In spite of this preference deal with the National Party, it is worth observing that the Greens are unable to deliver the majority of their votes. At the last Western Australian State election where the Greens directed their preferences to the National Party in the seats of Moore (Lib), Vasse (Lib) and Wagin (NP) for example, the National Party received less than 30 percent of the Greens preferences. The Greens are overwhelmingly Labor voters whatever might be the hollow threats of their leaders.
Perhaps it is not too unkind to observe that at the last State election not one seat fell to any party on Green preferences. More telling is the influence that One Nation had on the fortunes of the Greens at the same election in which the stupidity of the Liberal Party played no small part.
Would be psephologist and Liberal Party campaign director Jeremy Buxton convinced Western Australian One Nation leader, John Fischer to place the Greens ahead of the Liberal Party in the two Upper House regions of ‘Mining and Pastoral’ and ‘Agriculture’.
The absurd logic was that the Greens could not possibly win the seats on One Nation preferences and such a preference order would add legitimacy to One Nation’s ticket by having all minor parties ahead of the major parties. The fact that the Liberal Party was placed immediately ahead of the Labor Party towards the bottom of the ticket was to disguise the intended final resting place of the preferences.

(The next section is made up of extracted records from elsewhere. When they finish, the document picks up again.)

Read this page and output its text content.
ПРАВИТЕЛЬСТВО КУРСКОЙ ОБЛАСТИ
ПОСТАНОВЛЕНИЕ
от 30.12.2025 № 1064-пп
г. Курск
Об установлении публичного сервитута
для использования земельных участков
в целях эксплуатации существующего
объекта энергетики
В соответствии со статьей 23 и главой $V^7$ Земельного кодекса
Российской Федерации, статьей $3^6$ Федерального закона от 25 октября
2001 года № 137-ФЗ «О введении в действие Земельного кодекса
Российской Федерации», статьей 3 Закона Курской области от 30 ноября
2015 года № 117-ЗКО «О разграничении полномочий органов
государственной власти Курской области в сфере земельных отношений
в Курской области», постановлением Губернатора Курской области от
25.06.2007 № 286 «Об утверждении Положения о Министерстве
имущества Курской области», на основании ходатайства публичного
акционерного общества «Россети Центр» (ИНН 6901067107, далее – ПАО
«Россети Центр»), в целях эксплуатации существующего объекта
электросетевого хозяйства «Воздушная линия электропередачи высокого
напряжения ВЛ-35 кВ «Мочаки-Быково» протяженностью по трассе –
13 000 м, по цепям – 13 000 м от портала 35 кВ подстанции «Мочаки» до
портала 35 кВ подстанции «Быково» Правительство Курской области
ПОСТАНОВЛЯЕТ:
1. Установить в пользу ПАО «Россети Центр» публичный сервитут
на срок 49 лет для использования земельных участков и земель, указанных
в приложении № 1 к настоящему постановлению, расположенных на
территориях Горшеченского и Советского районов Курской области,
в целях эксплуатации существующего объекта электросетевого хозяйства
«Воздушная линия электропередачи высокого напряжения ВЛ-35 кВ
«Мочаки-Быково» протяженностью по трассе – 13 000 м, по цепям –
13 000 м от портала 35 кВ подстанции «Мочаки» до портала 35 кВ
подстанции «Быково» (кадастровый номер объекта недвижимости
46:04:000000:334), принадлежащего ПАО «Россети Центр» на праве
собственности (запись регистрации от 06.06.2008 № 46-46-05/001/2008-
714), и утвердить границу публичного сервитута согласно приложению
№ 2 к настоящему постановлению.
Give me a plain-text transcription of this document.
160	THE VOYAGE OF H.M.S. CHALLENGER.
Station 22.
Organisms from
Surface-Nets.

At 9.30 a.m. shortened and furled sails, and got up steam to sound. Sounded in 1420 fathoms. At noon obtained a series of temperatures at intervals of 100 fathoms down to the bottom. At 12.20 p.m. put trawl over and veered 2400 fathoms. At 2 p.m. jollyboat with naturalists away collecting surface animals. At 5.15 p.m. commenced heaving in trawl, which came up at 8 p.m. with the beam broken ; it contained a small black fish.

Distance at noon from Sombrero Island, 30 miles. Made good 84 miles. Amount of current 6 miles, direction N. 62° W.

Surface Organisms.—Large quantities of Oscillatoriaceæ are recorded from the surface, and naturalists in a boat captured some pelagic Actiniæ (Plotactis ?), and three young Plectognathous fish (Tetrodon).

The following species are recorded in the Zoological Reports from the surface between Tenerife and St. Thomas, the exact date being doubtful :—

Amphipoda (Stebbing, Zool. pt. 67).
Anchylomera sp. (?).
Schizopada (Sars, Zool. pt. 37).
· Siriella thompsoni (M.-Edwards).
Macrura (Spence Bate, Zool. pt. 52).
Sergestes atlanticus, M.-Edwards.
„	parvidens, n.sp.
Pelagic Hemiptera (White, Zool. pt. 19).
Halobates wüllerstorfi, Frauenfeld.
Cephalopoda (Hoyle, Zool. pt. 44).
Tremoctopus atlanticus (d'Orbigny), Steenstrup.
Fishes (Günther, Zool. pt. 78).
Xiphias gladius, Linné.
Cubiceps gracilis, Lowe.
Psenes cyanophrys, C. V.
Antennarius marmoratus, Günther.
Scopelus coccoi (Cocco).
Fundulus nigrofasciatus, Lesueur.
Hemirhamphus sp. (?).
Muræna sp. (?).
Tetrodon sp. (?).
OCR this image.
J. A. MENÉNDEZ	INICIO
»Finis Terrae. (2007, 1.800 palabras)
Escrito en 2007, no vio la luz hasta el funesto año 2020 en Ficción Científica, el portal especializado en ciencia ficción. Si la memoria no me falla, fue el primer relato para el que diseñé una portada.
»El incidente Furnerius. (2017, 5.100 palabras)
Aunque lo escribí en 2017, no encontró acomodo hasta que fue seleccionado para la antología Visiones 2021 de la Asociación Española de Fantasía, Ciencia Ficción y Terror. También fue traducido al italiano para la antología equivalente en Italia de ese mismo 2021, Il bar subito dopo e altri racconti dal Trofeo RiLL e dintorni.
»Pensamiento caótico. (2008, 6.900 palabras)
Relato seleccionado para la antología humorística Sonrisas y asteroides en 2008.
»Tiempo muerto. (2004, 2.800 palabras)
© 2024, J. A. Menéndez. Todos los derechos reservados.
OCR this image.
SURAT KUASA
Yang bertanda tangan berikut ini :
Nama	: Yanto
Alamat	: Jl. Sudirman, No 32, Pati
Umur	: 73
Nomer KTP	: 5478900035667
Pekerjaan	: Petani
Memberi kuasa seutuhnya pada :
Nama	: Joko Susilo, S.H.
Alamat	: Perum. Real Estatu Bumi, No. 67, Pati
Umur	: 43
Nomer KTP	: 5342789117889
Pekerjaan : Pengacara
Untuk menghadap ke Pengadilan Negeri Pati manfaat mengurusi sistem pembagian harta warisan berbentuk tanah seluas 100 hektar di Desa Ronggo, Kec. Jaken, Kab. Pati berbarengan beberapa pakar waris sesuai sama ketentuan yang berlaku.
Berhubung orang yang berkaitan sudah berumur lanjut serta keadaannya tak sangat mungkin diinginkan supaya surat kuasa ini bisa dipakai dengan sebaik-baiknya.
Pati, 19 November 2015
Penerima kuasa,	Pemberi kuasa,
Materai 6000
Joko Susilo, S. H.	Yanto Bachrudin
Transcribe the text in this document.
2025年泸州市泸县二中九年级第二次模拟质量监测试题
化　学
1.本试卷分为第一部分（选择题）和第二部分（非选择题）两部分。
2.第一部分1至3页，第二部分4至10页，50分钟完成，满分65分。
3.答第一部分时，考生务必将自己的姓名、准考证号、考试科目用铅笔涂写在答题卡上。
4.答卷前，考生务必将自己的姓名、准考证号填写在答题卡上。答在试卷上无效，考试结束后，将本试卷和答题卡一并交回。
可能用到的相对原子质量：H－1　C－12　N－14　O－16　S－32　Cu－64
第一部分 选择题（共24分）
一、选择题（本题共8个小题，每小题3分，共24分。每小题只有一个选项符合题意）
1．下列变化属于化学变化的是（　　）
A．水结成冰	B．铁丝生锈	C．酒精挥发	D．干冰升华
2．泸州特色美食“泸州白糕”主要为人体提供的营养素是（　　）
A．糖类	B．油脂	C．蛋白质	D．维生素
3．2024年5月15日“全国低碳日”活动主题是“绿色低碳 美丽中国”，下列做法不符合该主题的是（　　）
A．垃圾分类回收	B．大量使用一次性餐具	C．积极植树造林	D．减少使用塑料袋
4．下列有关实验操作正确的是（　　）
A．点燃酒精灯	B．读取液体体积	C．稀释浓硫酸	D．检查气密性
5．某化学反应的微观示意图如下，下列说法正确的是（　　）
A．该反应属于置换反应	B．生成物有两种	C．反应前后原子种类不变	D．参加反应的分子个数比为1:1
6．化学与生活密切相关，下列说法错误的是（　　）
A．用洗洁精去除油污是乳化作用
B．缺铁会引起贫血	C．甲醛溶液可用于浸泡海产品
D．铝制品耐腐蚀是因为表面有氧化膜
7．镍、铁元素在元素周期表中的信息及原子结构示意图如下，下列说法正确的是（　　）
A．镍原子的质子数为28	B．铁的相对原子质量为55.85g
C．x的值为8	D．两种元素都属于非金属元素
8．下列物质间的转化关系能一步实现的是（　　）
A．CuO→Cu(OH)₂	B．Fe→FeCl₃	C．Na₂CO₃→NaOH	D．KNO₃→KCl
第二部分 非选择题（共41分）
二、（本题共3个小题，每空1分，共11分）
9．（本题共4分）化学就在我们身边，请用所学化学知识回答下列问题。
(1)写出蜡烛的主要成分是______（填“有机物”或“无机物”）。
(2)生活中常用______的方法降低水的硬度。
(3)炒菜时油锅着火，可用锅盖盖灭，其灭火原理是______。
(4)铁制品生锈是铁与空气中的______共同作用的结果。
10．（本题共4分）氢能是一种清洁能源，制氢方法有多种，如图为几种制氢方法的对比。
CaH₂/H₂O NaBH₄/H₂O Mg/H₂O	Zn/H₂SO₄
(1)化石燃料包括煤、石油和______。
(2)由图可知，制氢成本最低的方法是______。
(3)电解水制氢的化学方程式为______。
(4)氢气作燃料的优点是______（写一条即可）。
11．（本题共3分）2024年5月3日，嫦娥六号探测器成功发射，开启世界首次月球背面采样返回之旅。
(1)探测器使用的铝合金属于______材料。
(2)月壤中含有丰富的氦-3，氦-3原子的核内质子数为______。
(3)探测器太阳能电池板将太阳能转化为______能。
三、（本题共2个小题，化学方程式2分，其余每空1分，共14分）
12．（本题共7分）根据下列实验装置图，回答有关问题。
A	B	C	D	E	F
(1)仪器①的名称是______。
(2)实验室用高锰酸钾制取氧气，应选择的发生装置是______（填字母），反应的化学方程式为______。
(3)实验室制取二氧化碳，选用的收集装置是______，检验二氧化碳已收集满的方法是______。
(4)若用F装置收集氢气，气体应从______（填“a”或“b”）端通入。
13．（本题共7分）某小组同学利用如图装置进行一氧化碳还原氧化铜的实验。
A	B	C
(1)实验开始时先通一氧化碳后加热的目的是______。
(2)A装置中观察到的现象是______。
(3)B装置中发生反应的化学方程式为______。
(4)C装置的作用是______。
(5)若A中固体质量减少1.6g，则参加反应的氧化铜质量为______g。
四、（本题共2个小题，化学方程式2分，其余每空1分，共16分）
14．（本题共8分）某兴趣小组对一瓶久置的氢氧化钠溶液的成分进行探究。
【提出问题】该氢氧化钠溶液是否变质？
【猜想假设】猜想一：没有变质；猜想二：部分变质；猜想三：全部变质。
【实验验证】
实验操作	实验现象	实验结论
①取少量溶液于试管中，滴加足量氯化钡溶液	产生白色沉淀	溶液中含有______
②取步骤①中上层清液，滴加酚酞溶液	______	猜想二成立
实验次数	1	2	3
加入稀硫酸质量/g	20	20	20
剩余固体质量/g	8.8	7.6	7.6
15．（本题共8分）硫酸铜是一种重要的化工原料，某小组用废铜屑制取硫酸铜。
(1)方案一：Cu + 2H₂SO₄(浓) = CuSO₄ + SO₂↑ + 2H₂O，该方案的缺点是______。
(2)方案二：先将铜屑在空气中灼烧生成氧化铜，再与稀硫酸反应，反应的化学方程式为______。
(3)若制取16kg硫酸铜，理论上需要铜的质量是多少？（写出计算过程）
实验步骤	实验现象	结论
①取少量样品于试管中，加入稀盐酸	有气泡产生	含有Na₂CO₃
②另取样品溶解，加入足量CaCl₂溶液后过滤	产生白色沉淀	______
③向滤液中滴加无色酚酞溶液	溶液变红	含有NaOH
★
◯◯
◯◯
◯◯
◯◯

As is invariably the way of such adolescent folly, the machination backfired and the Greens won the two seats from the sitting Liberal members on One Nation preferences.
Dear Jeremy was responsible not only for the loss of two Upper House seats, he was consequentially responsible for the loss of control by the Coalition of the Legislative Council and in collecting the trifecta; his political judgment also resulted in the Coalition losing control of both Houses of the State parliament for the first time in 108 years.
Very few officials of any political party can lay personal claim to such tangible destruction of their own Party.
Buxton was rewarded for his perspicacity and political wit with a further four years as campaign chairman, a position he presently holds. He is presently employed as a psephologist to the parliamentary leader.
At the risk of further discolouring Jeremy’s contribution of long service to the Liberal Party, he does have form in confusing psephology with history. In August of 1994, Gordon Hill, the Labor member for the State seat of Helena resigned thereby creating a by election.
At a Liberal Party campaign meeting to consider what form our campaign should take, Jeremy Buxton informed the meeting that a seat had not been won from an Opposition by a Government in a by election in Western Australia for 50 years and in his considered and unwavering view our attempts to win this contest would be futile.
The consequence of this profound account of our doomed prospects was that it became accepted currency to the point that the Chairman of the Finance Committee refused to provide any funds for the campaign and urged that the Party effectively run dead. It was a position he maintained with grim determination for the duration of the contest.
The task of raising the very substantial funds was left to but a few, as happily was the conduct of the campaign. The Liberal Party won the seat and in so doing, shattered the Labor Party but apparently not Buxton’s belief in himself.
He is presently presiding over the current State election campaign which is the worst I have observed in thirty years.